Almost nobody buys on the first visit. A typical sale looks like: someone sees a Facebook ad, later searches for us, then a week on clicks an email and buys. So which channel earned it? There is no single right answer, so we show three fair ways to split the credit (the buttons above). A channel you can trust looks good no matter which rule you pick. The revenue split comes from Google Analytics (which channel drove each purchase); the ROAS uses your real ad spend.
The last click gives 100% of the credit to the last non-direct channel before the purchase. If someone just typed our address, we credit the click before it. This is GA4's default and a good baseline.

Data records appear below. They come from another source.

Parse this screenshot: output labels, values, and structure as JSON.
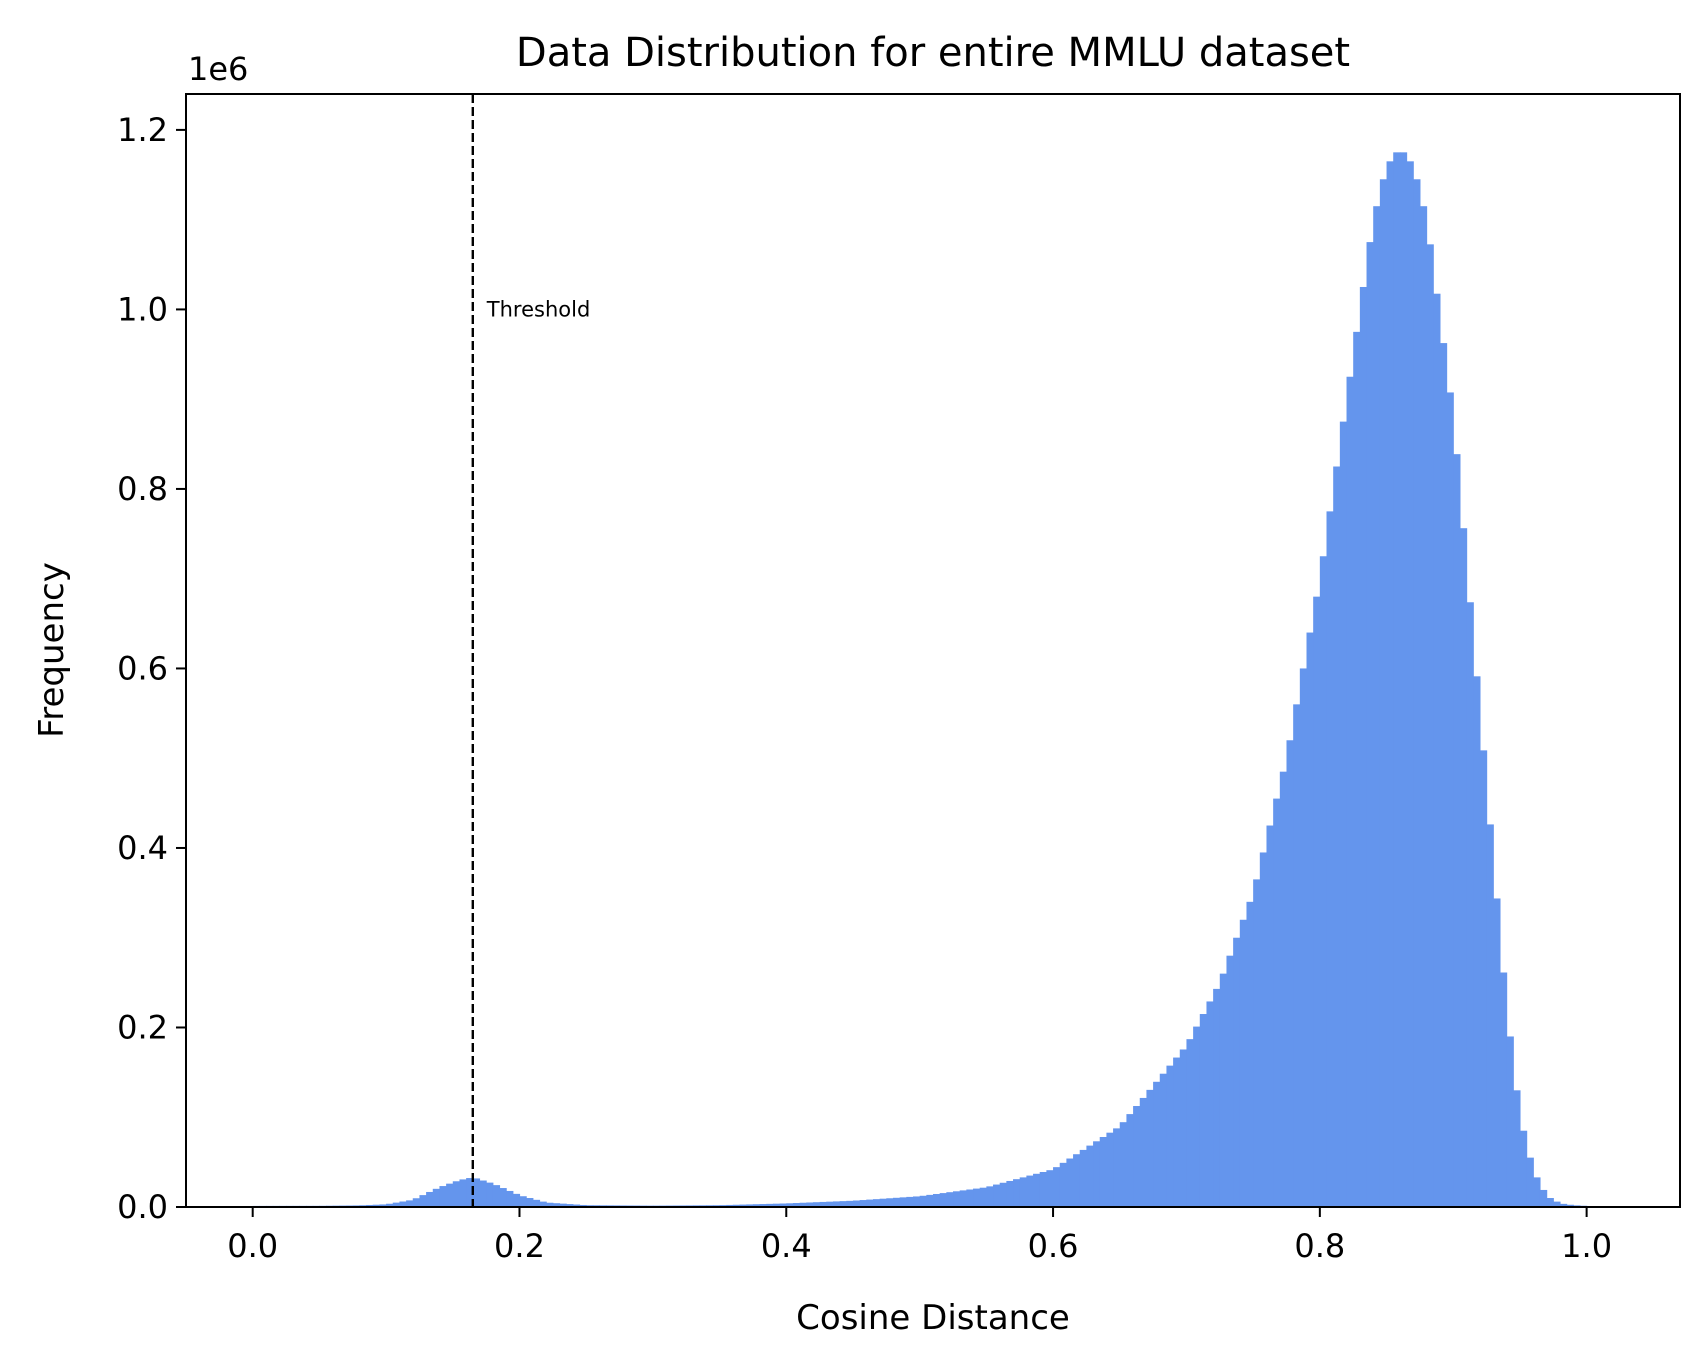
{
  "chart_data": {
    "type": "histogram",
    "title": "Data Distribution for entire MMLU dataset",
    "xlabel": "Cosine Distance",
    "ylabel": "Frequency",
    "y_offset_label": "1e6",
    "xlim": [
      -0.05,
      1.07
    ],
    "ylim": [
      0,
      1.24
    ],
    "y_unit_scale": 1000000,
    "x_ticks": [
      0.0,
      0.2,
      0.4,
      0.6,
      0.8,
      1.0
    ],
    "x_tick_labels": [
      "0.0",
      "0.2",
      "0.4",
      "0.6",
      "0.8",
      "1.0"
    ],
    "y_ticks": [
      0.0,
      0.2,
      0.4,
      0.6,
      0.8,
      1.0,
      1.2
    ],
    "y_tick_labels": [
      "0.0",
      "0.2",
      "0.4",
      "0.6",
      "0.8",
      "1.0",
      "1.2"
    ],
    "bar_color": "#6495ED",
    "grid": false,
    "bin_width": 0.005,
    "bin_range": [
      0.0,
      1.02
    ],
    "distribution_points": [
      {
        "x": 0.0,
        "y": 0.0012
      },
      {
        "x": 0.05,
        "y": 0.0013
      },
      {
        "x": 0.08,
        "y": 0.0018
      },
      {
        "x": 0.1,
        "y": 0.003
      },
      {
        "x": 0.12,
        "y": 0.008
      },
      {
        "x": 0.14,
        "y": 0.022
      },
      {
        "x": 0.155,
        "y": 0.03
      },
      {
        "x": 0.165,
        "y": 0.033
      },
      {
        "x": 0.18,
        "y": 0.026
      },
      {
        "x": 0.2,
        "y": 0.013
      },
      {
        "x": 0.22,
        "y": 0.005
      },
      {
        "x": 0.25,
        "y": 0.002
      },
      {
        "x": 0.3,
        "y": 0.0015
      },
      {
        "x": 0.35,
        "y": 0.002
      },
      {
        "x": 0.4,
        "y": 0.004
      },
      {
        "x": 0.45,
        "y": 0.007
      },
      {
        "x": 0.5,
        "y": 0.012
      },
      {
        "x": 0.55,
        "y": 0.022
      },
      {
        "x": 0.6,
        "y": 0.042
      },
      {
        "x": 0.65,
        "y": 0.09
      },
      {
        "x": 0.7,
        "y": 0.18
      },
      {
        "x": 0.725,
        "y": 0.25
      },
      {
        "x": 0.75,
        "y": 0.35
      },
      {
        "x": 0.775,
        "y": 0.5
      },
      {
        "x": 0.8,
        "y": 0.7
      },
      {
        "x": 0.825,
        "y": 0.95
      },
      {
        "x": 0.84,
        "y": 1.1
      },
      {
        "x": 0.85,
        "y": 1.16
      },
      {
        "x": 0.86,
        "y": 1.18
      },
      {
        "x": 0.87,
        "y": 1.16
      },
      {
        "x": 0.88,
        "y": 1.1
      },
      {
        "x": 0.9,
        "y": 0.88
      },
      {
        "x": 0.92,
        "y": 0.55
      },
      {
        "x": 0.94,
        "y": 0.22
      },
      {
        "x": 0.95,
        "y": 0.1
      },
      {
        "x": 0.96,
        "y": 0.04
      },
      {
        "x": 0.97,
        "y": 0.012
      },
      {
        "x": 0.98,
        "y": 0.004
      },
      {
        "x": 0.99,
        "y": 0.002
      },
      {
        "x": 1.0,
        "y": 0.0012
      },
      {
        "x": 1.02,
        "y": 0.0
      }
    ],
    "threshold": {
      "x": 0.165,
      "label": "Threshold",
      "label_y": 1.0,
      "line_style": "dashed",
      "color": "#000000"
    }
  }
}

What it argues for: This rule rewards closing, the channels people come back through to buy.
Under this closing lens, the channels people return through to buy look strongest. Do not cut the openers just because they score low here, check first-touch too.

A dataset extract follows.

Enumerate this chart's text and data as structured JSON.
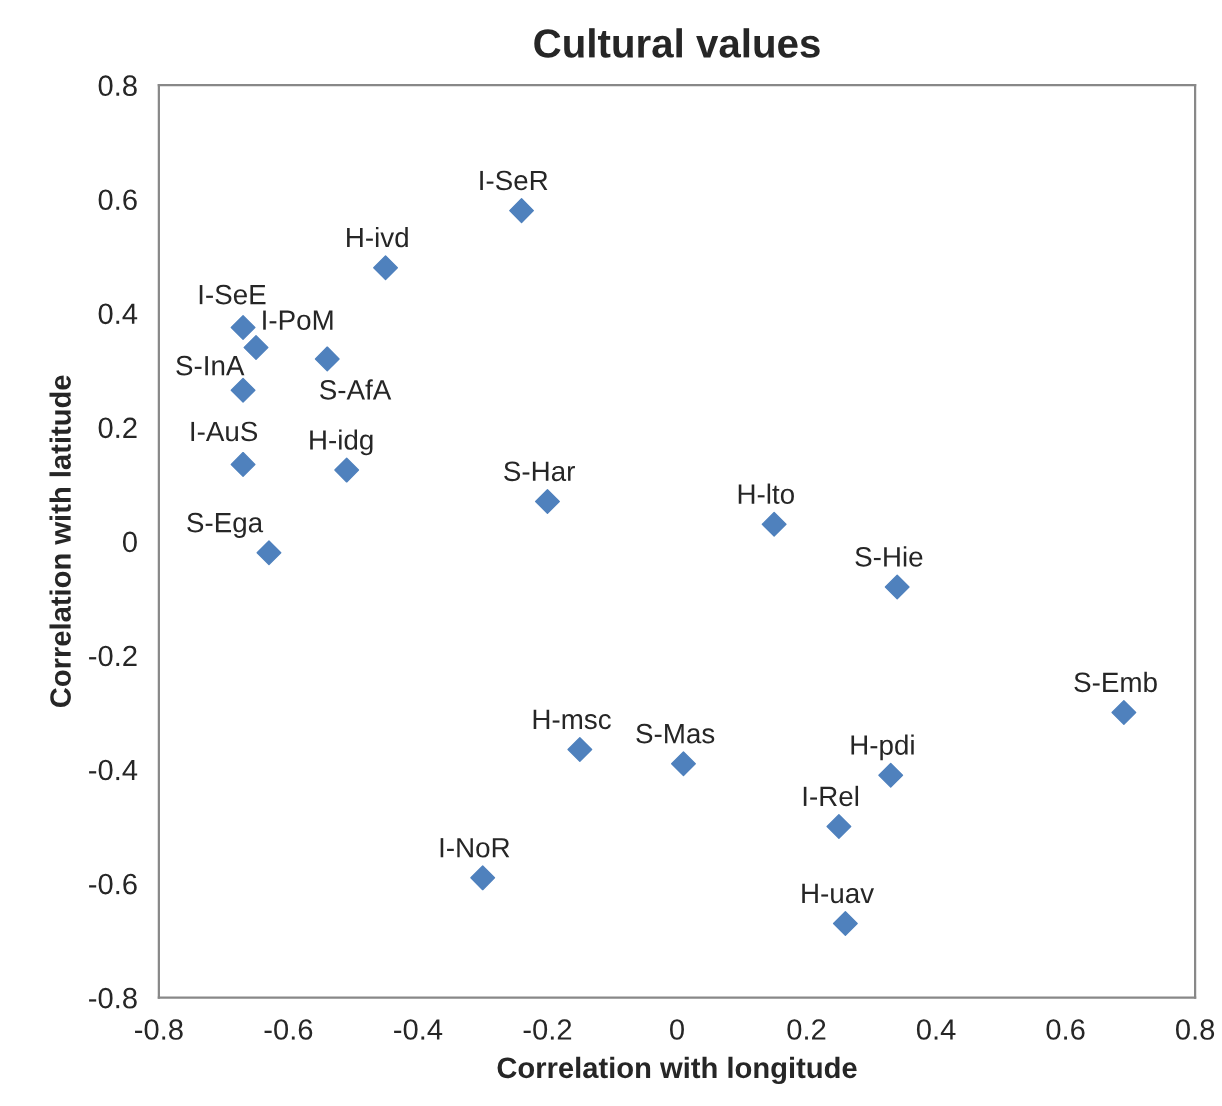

Full purchase journeys (the real sequence of touches per buyer) come from our own first-party tracking, which only started recently. Once enough orders have a complete tracked path, this section fills in with measured sequences, coverage-labeled, no guesswork. The channel split above does not need it, it uses Google Analytics.
The header and the channel split are live and reconcile to WooCommerce. Facebook spend appears once the Meta ad account is connected (until then its spend reads $0 and MER is understated because its cost is missing). Trade-show and wholesale sales are not connected yet, so they are left out entirely, not estimated.